Many VPN apps enable their kill switch without telling the user, which means the internet goes down for no obvious reason. PrivateVPN handles the situation far better, displaying an informative alert to explain that the VPN has dropped, internet access is blocked by the kill switch, and that the user should close the app, disable the kill switch or reboot the device to get it back. In short, exactly what you need to know.

Our leak test results weren’t as impressive. Running multiple tests from several sites showed no sign of DNS or other leaks when connecting via OpenVPN, the default app protocol. But,, ExpressVPN’s DNS Leak Test page and others showed a DNS leak when connecting via L2TP or PPTP. If you only ever use OpenVPN, this shouldn’t be an issue. But if you need to connect via L2TP, it’s a concern.

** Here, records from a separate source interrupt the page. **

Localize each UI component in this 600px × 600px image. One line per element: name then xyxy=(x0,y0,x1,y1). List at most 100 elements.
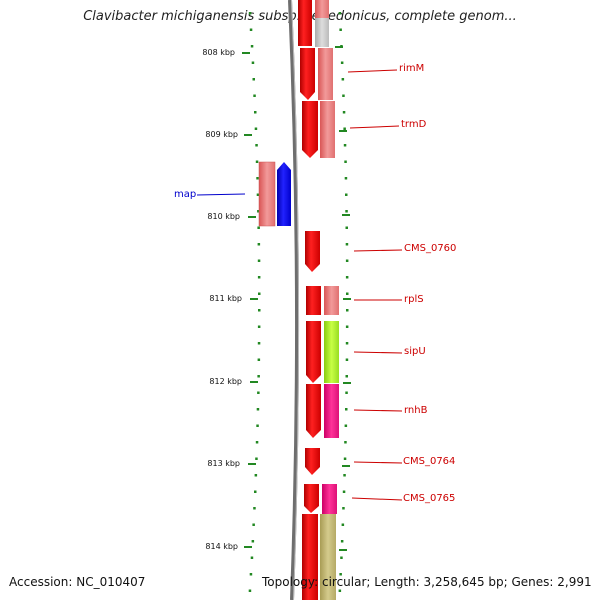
minor-tick-right xyxy=(345,276,349,279)
minor-tick-right xyxy=(345,193,348,196)
leader-trmD xyxy=(349,125,400,129)
minor-tick-left xyxy=(254,490,257,493)
cog-box-rnhB xyxy=(324,384,339,438)
gene-arrow-CMS_0760 xyxy=(305,231,320,272)
minor-tick-right xyxy=(338,12,342,15)
kbp-label-814: 814 kbp xyxy=(205,542,238,551)
minor-tick-left xyxy=(254,127,258,130)
minor-tick-left xyxy=(257,358,261,361)
gene-leaders xyxy=(196,69,403,501)
minor-tick-right xyxy=(338,589,342,592)
minor-tick-right xyxy=(345,243,349,246)
gene-label-map[interactable]: map xyxy=(174,189,197,200)
leader-map xyxy=(196,193,246,196)
leader-CMS_0764 xyxy=(353,461,403,464)
gene-label-CMS_0765[interactable]: CMS_0765 xyxy=(403,493,456,504)
leader-rimM xyxy=(347,69,398,73)
kbp-label-812: 812 kbp xyxy=(209,377,242,386)
minor-tick-left xyxy=(257,342,261,345)
minor-tick-left xyxy=(256,177,259,180)
gene-arrow-sipU xyxy=(306,321,321,383)
minor-tick-right xyxy=(343,127,346,130)
minor-tick-right xyxy=(341,523,345,526)
gene-label-rplS[interactable]: rplS xyxy=(404,294,424,305)
minor-tick-right xyxy=(345,342,349,345)
minor-tick-left xyxy=(257,276,261,279)
minor-tick-right xyxy=(345,325,349,328)
minor-tick-right xyxy=(344,160,347,163)
minor-tick-right xyxy=(344,177,348,180)
gene-arrow-top-a xyxy=(298,0,312,46)
minor-tick-left xyxy=(250,556,254,559)
accession-text: Accession: NC_010407 xyxy=(9,575,146,589)
genome-backbone xyxy=(288,0,300,600)
minor-tick-right xyxy=(345,375,348,378)
gene-arrow-rimM xyxy=(300,48,315,100)
minor-tick-right xyxy=(341,78,345,81)
gene-arrow-map xyxy=(277,162,291,226)
cog-box-top-b xyxy=(315,18,329,47)
cog-box-top-a xyxy=(315,0,329,18)
minor-tick-right xyxy=(345,210,348,213)
minor-tick-right xyxy=(346,292,349,295)
cog-box-sipU xyxy=(324,321,339,383)
gene-label-trmD[interactable]: trmD xyxy=(401,119,427,130)
leader-CMS_0765 xyxy=(351,497,403,501)
minor-tick-left xyxy=(252,78,255,81)
minor-tick-left xyxy=(258,309,261,312)
minor-tick-left xyxy=(248,12,252,15)
minor-tick-left xyxy=(252,523,255,526)
minor-tick-left xyxy=(251,540,255,543)
minor-tick-right xyxy=(342,94,345,97)
kbp-label-810: 810 kbp xyxy=(207,212,240,221)
gene-arrow-rnhB xyxy=(306,384,321,438)
kbp-label-813: 813 kbp xyxy=(207,459,240,468)
minor-tick-left xyxy=(257,259,261,262)
minor-tick-left xyxy=(257,375,260,378)
minor-tick-right xyxy=(345,358,349,361)
gene-arrow-CMS_0764 xyxy=(305,448,320,475)
minor-tick-left xyxy=(256,193,260,196)
minor-tick-left xyxy=(256,424,259,427)
minor-tick-left xyxy=(255,144,258,147)
minor-tick-right xyxy=(340,61,344,64)
minor-tick-right xyxy=(345,259,349,262)
minor-tick-right xyxy=(344,441,347,444)
minor-tick-right xyxy=(340,556,343,559)
minor-tick-right xyxy=(340,540,344,543)
minor-tick-right xyxy=(343,144,347,147)
gene-label-sipU[interactable]: sipU xyxy=(404,346,426,357)
gene-label-rimM[interactable]: rimM xyxy=(399,63,425,74)
gene-arrow-CMS_0765 xyxy=(304,484,319,513)
minor-tick-left xyxy=(249,28,253,31)
right-major-ticks xyxy=(335,46,351,551)
gene-arrow-trmD xyxy=(302,101,318,158)
minor-tick-right xyxy=(344,424,348,427)
cog-box-rplS xyxy=(324,286,339,315)
minor-tick-left xyxy=(251,61,255,64)
kbp-label-811: 811 kbp xyxy=(209,294,242,303)
gene-label-CMS_0764[interactable]: CMS_0764 xyxy=(403,456,456,467)
gene-label-rnhB[interactable]: rnhB xyxy=(404,405,428,416)
minor-tick-left xyxy=(253,94,256,97)
right-tick-column xyxy=(338,12,349,592)
minor-tick-left xyxy=(248,589,252,592)
topology-summary: Topology: circular; Length: 3,258,645 bp… xyxy=(262,575,592,589)
gene-box-rplS xyxy=(306,286,321,315)
leader-rnhB xyxy=(353,409,403,412)
cog-box-map xyxy=(258,161,276,227)
minor-tick-left xyxy=(256,408,260,411)
minor-tick-left xyxy=(249,573,253,576)
cog-box-bottom xyxy=(320,514,336,600)
leader-sipU xyxy=(353,351,403,354)
minor-tick-left xyxy=(257,325,261,328)
minor-tick-right xyxy=(343,474,346,477)
cog-box-trmD xyxy=(320,101,335,158)
minor-tick-right xyxy=(339,28,342,31)
gene-label-CMS_0760[interactable]: CMS_0760 xyxy=(404,243,457,254)
minor-tick-left xyxy=(257,226,260,229)
minor-tick-right xyxy=(342,111,346,114)
minor-tick-left xyxy=(258,292,261,295)
minor-tick-right xyxy=(339,573,342,576)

If you have problems with any aspect of the service, PrivateVPN’s 24/7 live chat is on hand to help. When we tried a test question, despite being listed as 1/1 in the queue, it took around 4 minutes for an agent to respond. But after that, the agent performed very well, asking only the most necessary questions, then immediately providing an accurate and detailed answer, and inviting us to return if we needed more help.

Netflix and streaming

The PrivateVPN website claims to be ‘the most trusted VPN for Netflix’, which allows you to ‘unlock your favorite Netflix shows anywhere in the world.’

That’s one very big boast, but it turned out to be true. Not only did PrivateVPN get us into US Netflix without any difficulty, but it worked with libraries in the UK, Australia, Canada and Japan, too.

(There was one small complication: unblocking Netflix worked perfectly when we chose servers from the Dedicated IP location list, but not at all when we used the regular ‘All Servers’ list. The app doesn’t make that clear, so it’s worth keeping in mind if you try the service for yourself.)

Unblocking BBC iPlayer was just as straightforward, and PrivateVPN gave us access to the site right away.

It was the same story with Amazon Prime Video and Disney Plus – PrivateVPN breezed past their defenses and allowed us to view whatever we liked.

That’s full marks for unblocking; an excellent performance which puts PrivateVPN right up there with ExpressVPN, NordVPN, CyberGhost and Surfshark as a top Netflix VPN.


We test VPN performance using SpeedTest’s command line app, website and other benchmarking services, from both US and UK test locations. Each test environment has a 1Gbps connection, giving us plenty of room to see exactly what a provider can do.

PrivateVPN’s OpenVPN speeds were a mid-range 200-340Mbps in the UK, and an excellent 390-410Mbps in the US. That outperformed most of the competition, although (440-450Mbps) and Mullvad (480-490Mbps) edged a little ahead.

PrivateVPN’s apps don’t support WireGuard (though you can set them up manually), but switching to L2TP got us a touch more speed, and we peaked at 490Mbps.

That’s likely to be fast enough for many users, but it trails far behind the best of the competition. CyberGhost,, IPVanish, Mozilla VPN and TorGuard all reached 850Mbps or more in recent tests.

PrivateVPN review: Final verdict

PrivateVPN’s top-notch website unblocking and great value deals could make it a smart choice for a Netflix VPN. But the lack of app support for WireGuard, the shortage of advanced features (no split tunneling here) and some technical issues are likely to put off more demanding users.